Even worse was the utter stupidity of the whole thing (IMHO). Longstreet appealed to Lee not to go forward, to disengage to fight another day on more favorable ground, but Lee was resolute in his decision. He’d convinced himself that, while both flank attacks the day before had failed, one last great push in the center could throw Meade off the ridge. Guys like Trimble, Pettigrew, Brockenbrough, Davis and others exhorted and led the men forward, while Pickett watched from the Codori farm as his division was destroyed at Lee’s behest.
This game will center on the action occurring across the couple hundred yards of ground running from the infamous “copse of trees” to the 90-degree bend in the stone wall known as “The Angle”, the frontage extending out as far west as the Emmitsburg Pike (the outer range limit of Union rifle fire). The Union side will feature Hays’ and Webb’s infantry, Cowan’s battery and the three guns commanded by Cushing; the Confederates a gaggle of regiments from various brigades.
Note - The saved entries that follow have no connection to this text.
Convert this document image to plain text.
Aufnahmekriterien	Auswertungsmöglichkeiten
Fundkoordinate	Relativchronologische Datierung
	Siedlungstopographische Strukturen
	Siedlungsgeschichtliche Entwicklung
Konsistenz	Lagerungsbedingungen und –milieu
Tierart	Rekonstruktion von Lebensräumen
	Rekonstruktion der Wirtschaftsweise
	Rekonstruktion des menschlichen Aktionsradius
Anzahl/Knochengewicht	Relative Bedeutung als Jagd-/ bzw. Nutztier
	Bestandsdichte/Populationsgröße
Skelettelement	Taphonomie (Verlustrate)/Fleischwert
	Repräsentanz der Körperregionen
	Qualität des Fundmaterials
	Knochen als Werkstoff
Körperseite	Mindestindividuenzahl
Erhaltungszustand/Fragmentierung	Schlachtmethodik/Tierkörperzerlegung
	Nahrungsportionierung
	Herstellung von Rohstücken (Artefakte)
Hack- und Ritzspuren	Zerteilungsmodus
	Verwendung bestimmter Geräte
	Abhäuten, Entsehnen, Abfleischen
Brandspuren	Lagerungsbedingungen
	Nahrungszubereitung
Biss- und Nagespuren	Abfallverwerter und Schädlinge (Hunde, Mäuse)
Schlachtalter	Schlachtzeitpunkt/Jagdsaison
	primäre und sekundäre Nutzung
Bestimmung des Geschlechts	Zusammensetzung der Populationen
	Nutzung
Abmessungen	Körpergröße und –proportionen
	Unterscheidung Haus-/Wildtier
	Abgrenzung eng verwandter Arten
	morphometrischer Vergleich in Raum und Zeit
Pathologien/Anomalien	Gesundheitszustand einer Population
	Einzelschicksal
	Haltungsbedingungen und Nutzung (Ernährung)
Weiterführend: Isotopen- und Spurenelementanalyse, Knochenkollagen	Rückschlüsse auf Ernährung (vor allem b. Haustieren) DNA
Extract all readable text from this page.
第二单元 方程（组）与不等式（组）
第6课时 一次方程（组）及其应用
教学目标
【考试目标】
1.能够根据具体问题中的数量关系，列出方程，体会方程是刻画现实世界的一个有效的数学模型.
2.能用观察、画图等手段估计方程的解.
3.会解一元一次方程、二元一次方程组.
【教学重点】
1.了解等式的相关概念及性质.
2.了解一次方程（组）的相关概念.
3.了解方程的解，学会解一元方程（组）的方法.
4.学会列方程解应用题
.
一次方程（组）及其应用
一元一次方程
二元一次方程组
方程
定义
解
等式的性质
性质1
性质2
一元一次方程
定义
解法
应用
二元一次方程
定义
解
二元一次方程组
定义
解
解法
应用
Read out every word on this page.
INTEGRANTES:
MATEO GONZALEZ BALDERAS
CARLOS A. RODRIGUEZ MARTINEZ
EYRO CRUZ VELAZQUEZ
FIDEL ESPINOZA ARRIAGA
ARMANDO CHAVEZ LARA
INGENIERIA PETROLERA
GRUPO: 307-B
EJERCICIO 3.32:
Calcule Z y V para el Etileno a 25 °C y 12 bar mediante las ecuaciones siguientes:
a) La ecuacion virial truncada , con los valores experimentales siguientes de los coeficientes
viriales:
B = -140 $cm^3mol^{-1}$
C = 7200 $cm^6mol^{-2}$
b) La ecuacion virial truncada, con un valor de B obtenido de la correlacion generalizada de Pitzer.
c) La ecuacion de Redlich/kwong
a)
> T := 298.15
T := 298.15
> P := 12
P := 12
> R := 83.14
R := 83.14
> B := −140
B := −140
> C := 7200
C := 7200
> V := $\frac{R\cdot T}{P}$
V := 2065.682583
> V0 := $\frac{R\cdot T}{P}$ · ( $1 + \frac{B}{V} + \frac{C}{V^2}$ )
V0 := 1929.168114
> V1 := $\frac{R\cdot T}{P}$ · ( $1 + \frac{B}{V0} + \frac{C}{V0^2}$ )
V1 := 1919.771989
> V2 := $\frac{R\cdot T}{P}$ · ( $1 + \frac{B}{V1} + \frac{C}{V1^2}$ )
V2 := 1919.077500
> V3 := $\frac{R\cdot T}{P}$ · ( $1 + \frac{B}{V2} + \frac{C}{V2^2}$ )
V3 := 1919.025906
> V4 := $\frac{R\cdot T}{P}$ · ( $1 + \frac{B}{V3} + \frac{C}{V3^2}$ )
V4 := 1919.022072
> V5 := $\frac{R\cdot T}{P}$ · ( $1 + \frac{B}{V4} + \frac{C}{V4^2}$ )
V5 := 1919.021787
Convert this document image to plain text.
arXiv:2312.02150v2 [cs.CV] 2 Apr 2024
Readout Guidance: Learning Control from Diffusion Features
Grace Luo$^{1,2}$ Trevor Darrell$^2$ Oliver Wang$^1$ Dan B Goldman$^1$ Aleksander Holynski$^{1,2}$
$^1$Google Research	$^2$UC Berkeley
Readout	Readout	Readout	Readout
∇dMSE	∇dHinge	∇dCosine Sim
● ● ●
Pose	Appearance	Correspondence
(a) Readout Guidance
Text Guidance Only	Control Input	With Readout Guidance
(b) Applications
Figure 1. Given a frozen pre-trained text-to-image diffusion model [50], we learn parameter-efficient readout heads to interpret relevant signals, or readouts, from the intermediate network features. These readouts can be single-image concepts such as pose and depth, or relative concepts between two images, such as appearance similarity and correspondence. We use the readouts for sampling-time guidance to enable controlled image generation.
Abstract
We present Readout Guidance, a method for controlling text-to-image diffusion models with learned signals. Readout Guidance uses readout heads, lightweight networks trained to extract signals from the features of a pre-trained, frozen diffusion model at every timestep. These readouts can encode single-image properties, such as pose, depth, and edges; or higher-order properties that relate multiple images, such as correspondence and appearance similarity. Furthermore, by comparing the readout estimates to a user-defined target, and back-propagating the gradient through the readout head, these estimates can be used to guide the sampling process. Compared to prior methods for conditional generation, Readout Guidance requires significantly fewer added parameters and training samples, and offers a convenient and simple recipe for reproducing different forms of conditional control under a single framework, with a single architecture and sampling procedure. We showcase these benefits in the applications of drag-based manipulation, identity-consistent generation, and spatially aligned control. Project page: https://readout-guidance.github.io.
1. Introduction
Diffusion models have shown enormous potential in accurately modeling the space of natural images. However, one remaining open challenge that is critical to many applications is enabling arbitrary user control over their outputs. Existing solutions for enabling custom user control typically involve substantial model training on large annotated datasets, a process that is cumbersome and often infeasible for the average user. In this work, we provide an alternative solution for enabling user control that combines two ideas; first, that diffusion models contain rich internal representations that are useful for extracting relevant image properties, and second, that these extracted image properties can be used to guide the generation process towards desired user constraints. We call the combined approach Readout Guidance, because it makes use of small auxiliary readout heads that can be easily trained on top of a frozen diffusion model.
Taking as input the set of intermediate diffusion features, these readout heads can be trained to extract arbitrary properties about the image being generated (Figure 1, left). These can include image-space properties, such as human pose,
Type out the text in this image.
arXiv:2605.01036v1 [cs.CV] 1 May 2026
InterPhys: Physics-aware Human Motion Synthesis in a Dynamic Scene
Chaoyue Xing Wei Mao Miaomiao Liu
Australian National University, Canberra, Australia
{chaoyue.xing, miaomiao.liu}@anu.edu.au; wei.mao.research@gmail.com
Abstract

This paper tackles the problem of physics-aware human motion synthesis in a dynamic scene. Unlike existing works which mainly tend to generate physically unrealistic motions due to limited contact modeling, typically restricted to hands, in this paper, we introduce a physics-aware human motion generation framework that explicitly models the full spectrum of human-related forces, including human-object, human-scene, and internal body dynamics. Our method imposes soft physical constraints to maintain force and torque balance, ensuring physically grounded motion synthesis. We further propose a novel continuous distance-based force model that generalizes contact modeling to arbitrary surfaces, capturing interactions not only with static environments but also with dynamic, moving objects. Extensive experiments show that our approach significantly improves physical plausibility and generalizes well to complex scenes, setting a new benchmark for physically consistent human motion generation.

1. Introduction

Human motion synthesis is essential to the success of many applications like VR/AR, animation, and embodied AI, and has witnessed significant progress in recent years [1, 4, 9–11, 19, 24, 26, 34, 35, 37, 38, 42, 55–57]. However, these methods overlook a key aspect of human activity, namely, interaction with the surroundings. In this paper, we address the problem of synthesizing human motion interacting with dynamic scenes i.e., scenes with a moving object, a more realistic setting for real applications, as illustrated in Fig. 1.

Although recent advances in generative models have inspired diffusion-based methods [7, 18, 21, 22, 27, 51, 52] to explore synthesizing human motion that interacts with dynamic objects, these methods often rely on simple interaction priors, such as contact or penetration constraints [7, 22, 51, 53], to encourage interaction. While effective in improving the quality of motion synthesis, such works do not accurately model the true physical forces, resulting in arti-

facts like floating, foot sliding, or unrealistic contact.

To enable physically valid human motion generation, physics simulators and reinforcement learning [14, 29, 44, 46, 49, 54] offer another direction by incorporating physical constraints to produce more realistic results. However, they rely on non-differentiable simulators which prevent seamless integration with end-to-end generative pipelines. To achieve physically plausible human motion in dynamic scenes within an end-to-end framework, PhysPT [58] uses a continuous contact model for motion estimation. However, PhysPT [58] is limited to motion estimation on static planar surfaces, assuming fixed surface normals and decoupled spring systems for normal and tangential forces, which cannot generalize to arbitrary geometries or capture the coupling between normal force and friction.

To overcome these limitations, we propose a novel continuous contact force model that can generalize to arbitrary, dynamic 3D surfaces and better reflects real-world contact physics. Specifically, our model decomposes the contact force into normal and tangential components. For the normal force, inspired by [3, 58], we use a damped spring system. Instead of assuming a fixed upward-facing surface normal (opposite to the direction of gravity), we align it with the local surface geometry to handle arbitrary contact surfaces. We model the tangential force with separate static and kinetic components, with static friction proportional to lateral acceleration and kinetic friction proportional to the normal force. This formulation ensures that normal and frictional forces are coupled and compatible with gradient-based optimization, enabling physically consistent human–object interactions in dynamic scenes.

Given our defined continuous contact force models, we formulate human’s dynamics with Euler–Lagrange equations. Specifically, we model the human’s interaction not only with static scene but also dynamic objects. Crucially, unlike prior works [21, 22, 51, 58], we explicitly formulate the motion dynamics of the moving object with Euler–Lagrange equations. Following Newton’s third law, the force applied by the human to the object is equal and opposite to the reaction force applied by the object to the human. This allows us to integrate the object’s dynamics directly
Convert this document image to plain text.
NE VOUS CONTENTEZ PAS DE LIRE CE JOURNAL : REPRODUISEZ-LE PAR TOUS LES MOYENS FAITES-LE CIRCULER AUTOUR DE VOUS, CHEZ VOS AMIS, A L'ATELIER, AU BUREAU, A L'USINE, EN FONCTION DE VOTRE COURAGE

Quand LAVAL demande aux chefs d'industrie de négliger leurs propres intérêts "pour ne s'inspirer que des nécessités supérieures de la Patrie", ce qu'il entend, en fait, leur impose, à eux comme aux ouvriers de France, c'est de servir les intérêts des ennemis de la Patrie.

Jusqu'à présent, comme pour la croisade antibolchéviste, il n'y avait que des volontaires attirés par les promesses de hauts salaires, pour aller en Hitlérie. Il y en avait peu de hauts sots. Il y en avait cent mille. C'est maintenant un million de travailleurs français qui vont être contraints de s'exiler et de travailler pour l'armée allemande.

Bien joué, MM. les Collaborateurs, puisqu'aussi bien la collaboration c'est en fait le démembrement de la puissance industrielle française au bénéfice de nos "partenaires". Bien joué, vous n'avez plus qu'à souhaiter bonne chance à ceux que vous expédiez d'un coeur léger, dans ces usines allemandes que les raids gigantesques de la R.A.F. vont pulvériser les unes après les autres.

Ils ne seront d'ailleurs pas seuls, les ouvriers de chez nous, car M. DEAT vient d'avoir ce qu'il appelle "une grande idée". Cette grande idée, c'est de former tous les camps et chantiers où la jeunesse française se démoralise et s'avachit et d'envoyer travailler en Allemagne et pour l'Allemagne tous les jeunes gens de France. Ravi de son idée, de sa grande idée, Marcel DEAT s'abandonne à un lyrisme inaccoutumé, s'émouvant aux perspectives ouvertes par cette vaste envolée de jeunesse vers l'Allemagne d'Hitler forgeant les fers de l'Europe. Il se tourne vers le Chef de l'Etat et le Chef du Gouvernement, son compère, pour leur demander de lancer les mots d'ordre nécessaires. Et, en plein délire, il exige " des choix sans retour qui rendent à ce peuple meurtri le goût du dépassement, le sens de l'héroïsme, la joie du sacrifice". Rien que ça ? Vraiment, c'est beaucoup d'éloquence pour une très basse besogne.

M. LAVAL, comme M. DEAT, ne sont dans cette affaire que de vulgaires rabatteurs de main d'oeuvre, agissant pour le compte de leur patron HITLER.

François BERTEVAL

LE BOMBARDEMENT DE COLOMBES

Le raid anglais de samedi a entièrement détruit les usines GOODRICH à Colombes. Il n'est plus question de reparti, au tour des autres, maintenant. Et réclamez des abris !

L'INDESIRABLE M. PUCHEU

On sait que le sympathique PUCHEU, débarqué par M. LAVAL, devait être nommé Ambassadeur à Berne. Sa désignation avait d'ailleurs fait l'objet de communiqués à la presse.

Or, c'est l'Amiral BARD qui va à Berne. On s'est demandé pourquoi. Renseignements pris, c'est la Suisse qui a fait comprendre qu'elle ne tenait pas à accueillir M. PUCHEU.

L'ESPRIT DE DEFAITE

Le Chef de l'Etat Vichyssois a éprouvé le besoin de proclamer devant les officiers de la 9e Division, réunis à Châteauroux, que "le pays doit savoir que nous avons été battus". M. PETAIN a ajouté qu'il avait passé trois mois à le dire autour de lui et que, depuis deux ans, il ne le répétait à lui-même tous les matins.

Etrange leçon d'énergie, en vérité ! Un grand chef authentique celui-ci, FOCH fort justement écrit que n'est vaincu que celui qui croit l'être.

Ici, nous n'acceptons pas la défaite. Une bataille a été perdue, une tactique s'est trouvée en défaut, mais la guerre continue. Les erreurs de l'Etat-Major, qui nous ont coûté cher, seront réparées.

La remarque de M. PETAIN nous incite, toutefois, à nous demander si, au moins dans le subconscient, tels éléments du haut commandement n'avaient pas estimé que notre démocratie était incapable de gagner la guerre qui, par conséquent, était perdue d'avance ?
Likely to go off sometime in August or September, we’ll have a write up and a few pics when we’re done. I’ll share the OOB as soon as that is finalized.
Meanwhile, I’m looking forward to getting a run-through of HBL.
Three photos taken on a hazy morning a few weeks ago: (top)The Angle and monument to Webb's 71st Pennsylvanians; (middle) remains of the stone wall running south from The Angle toward the Copse of Trees; and (bottom) the view west from The Angle to Seminary Ridge, from which the Confederate attack came.
FYI, if you're looking for a good recap of Gettysburg, I highly recommend Edwin Coddington's The Gettysburg Campaign: A Study in Command (1968). It is definitive and sheds many of the romantic notions so many other historians incorporate into their prose. Very readable, it is not only an excellent assessment of the campaign, but provides a glimpse into circumstances of this battle that made it so horrific for commanders (not to mention the foot soldiers).